Loading...

Top Law News

Court issues notice to Amod Kanth in 1984 medal case

The Delhi High Court Friday issued notice to former police officer Amod Kanth and one of his colleagues on an appeal against the dismissal of a plea for stripping him of the police medal awarded for maintaining law and order during the 1984 anti-Sikh riots here.

 

A division bench of Chief Justice Dipak Misra and Justice Sanjiv Khanna issued notice to Kanth and the then station house officer S.S. Manan of Paharganj police station seeking their reply by Dec 13.

 

Petitioners Amrik Singh Lovely and Trilok Singh moved the appeal after a single judge bench had rejected their plea April 7. They alleged that former Indian Police Service (IPS) officer Kanth and Manan were wrongly awarded the president’s police medals for gallantry.

 

The duo had implicated the Sikh community’s members during the riots which followed the assassination of the then prime minister Indira Gandhi by her Sikh bodyguards Oct 31, 1984, the petitioners alleged.

 

The petition, seeking a direction to the union home ministry to withdraw the police medal for gallantry conferred on Kanth and Manan by a presidential notification on June 7, 1985, was dismissed by Justice S. Muralidhar.

 

Though the judge noted that the 1984 riots in Delhi have ‘left deep scars on the collective memory of the nation, and especially of the Sikh community’ and that the ‘role of the State machinery has come under critical scrutiny’, he said there was little scope for judicial review in the case.
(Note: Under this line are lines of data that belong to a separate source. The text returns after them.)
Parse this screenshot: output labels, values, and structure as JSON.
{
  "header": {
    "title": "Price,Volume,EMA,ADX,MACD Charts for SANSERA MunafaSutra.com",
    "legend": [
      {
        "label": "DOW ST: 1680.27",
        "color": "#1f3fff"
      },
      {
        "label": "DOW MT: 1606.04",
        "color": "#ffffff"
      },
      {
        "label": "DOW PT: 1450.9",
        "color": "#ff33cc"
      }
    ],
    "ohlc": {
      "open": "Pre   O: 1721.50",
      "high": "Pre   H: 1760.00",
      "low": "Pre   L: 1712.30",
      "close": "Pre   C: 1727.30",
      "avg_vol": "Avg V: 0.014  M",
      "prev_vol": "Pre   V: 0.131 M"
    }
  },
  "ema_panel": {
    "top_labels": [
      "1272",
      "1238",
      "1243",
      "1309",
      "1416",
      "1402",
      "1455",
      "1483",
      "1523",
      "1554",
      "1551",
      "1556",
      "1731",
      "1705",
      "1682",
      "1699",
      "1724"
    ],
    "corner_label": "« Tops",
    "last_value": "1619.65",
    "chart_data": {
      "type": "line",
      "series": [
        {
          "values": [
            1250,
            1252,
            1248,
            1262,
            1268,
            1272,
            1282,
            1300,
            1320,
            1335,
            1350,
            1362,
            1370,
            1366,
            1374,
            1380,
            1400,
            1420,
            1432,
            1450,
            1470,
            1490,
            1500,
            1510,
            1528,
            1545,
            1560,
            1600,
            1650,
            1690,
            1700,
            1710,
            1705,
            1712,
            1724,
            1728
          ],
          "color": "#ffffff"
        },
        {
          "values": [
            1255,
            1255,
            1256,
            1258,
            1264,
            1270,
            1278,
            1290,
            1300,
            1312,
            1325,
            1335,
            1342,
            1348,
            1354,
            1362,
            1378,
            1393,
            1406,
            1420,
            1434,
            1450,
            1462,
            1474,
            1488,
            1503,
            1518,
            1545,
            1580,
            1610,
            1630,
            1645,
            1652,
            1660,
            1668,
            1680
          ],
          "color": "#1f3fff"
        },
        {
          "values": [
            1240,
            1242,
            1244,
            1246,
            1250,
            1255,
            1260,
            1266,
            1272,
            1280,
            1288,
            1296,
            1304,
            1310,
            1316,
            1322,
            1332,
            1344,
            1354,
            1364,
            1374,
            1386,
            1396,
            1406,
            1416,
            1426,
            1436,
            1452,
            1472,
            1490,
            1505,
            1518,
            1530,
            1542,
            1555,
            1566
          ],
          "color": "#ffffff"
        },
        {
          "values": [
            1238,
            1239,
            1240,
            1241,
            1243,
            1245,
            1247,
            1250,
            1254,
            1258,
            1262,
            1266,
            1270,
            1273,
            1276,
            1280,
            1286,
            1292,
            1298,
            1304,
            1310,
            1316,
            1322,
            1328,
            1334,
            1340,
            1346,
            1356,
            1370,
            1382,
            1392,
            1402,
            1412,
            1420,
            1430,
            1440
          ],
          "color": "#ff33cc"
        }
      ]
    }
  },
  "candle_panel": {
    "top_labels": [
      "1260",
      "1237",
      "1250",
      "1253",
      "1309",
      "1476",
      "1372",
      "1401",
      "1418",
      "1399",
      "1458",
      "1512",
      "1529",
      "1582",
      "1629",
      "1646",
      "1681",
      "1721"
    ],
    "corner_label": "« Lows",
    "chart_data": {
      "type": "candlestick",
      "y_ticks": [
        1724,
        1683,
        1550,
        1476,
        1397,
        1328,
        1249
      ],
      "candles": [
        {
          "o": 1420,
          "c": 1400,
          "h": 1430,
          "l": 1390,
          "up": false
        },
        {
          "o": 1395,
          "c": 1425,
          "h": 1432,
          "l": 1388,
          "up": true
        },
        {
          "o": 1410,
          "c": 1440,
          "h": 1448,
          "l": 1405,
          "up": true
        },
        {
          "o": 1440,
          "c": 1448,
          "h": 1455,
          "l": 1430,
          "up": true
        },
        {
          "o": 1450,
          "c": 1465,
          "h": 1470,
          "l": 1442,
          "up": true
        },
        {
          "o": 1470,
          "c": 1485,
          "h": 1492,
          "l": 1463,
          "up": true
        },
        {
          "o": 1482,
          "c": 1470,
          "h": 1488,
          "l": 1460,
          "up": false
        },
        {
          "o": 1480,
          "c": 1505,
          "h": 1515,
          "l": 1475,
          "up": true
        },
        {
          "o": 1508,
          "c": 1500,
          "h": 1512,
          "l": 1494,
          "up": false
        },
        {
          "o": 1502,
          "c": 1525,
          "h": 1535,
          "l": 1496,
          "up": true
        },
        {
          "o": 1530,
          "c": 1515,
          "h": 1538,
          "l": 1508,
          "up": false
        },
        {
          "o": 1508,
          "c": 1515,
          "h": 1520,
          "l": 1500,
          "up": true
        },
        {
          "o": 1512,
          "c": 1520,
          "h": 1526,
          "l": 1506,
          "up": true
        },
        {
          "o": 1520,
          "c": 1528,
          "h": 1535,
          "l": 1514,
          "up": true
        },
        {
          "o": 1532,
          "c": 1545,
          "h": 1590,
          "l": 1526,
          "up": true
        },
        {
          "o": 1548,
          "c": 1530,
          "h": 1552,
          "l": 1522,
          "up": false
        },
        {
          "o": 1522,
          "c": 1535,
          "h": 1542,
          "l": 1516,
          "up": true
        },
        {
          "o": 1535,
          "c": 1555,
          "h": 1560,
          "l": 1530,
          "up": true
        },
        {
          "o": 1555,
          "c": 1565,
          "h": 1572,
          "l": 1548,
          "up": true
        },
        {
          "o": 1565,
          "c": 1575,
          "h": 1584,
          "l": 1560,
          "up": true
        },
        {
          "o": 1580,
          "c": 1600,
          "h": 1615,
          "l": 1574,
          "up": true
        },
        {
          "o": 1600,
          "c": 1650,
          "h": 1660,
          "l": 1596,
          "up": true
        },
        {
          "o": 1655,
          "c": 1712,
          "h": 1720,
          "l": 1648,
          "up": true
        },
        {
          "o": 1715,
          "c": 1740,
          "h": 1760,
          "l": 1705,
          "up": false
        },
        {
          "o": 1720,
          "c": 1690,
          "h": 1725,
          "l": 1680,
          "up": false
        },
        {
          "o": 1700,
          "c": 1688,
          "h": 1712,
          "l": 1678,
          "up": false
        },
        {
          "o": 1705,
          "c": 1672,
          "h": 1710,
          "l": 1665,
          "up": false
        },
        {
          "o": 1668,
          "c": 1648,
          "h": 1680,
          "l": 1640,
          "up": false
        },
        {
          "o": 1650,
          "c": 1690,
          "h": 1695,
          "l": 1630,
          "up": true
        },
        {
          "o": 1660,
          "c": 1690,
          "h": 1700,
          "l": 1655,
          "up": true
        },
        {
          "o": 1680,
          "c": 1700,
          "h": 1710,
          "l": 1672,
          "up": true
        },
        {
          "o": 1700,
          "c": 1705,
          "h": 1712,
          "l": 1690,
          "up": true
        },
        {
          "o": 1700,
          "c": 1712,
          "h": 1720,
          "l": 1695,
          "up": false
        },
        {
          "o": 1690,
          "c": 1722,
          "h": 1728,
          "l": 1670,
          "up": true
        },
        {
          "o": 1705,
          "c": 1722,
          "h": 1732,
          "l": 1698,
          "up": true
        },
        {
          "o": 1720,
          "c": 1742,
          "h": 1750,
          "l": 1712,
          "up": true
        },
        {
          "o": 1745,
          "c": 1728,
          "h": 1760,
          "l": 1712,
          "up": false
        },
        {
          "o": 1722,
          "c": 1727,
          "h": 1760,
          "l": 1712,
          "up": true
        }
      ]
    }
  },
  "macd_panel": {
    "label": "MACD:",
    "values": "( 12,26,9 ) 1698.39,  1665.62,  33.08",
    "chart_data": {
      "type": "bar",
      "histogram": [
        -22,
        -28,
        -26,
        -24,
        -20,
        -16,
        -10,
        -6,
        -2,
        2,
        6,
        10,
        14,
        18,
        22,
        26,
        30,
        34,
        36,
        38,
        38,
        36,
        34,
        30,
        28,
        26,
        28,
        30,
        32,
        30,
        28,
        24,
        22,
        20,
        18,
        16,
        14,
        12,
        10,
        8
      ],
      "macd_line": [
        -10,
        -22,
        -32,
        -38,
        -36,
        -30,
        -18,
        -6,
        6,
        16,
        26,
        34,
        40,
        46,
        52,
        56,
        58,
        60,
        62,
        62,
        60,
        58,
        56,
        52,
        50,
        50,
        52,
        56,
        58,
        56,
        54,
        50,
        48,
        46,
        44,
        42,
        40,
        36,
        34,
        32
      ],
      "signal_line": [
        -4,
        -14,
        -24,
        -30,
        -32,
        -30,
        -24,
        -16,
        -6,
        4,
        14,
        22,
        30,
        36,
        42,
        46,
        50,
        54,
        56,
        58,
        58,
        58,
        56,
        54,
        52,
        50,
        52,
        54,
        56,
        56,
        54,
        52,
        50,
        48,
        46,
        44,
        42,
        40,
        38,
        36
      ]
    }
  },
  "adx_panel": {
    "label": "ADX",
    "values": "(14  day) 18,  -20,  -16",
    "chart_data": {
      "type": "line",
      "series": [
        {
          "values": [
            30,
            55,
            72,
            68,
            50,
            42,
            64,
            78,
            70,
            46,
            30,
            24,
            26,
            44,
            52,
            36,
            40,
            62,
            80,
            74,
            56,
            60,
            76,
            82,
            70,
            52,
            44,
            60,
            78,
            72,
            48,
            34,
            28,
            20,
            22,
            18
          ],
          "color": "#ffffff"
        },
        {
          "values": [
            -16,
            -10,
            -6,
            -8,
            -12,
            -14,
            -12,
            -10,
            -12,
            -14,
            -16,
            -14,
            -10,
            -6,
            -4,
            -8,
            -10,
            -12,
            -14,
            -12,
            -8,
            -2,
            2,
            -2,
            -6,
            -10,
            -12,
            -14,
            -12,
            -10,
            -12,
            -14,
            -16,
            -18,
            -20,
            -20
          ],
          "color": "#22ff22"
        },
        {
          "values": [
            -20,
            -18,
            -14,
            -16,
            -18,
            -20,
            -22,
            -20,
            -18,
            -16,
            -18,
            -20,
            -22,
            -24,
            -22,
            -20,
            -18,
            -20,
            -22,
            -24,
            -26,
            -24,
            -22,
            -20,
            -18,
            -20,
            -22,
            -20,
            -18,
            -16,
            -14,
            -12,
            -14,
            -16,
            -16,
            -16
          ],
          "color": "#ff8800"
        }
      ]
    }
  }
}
‘It is arguable that in the context of a tragedy of such proportions, the state ought to display sensitivity to the feelings of the victim community and be circumspect in hastening to award gallantry medals to the officials of the law enforcement machinery soon after the events. Yet, the scope of judicial review in such matters is limited,’ he said while rejecting the petition.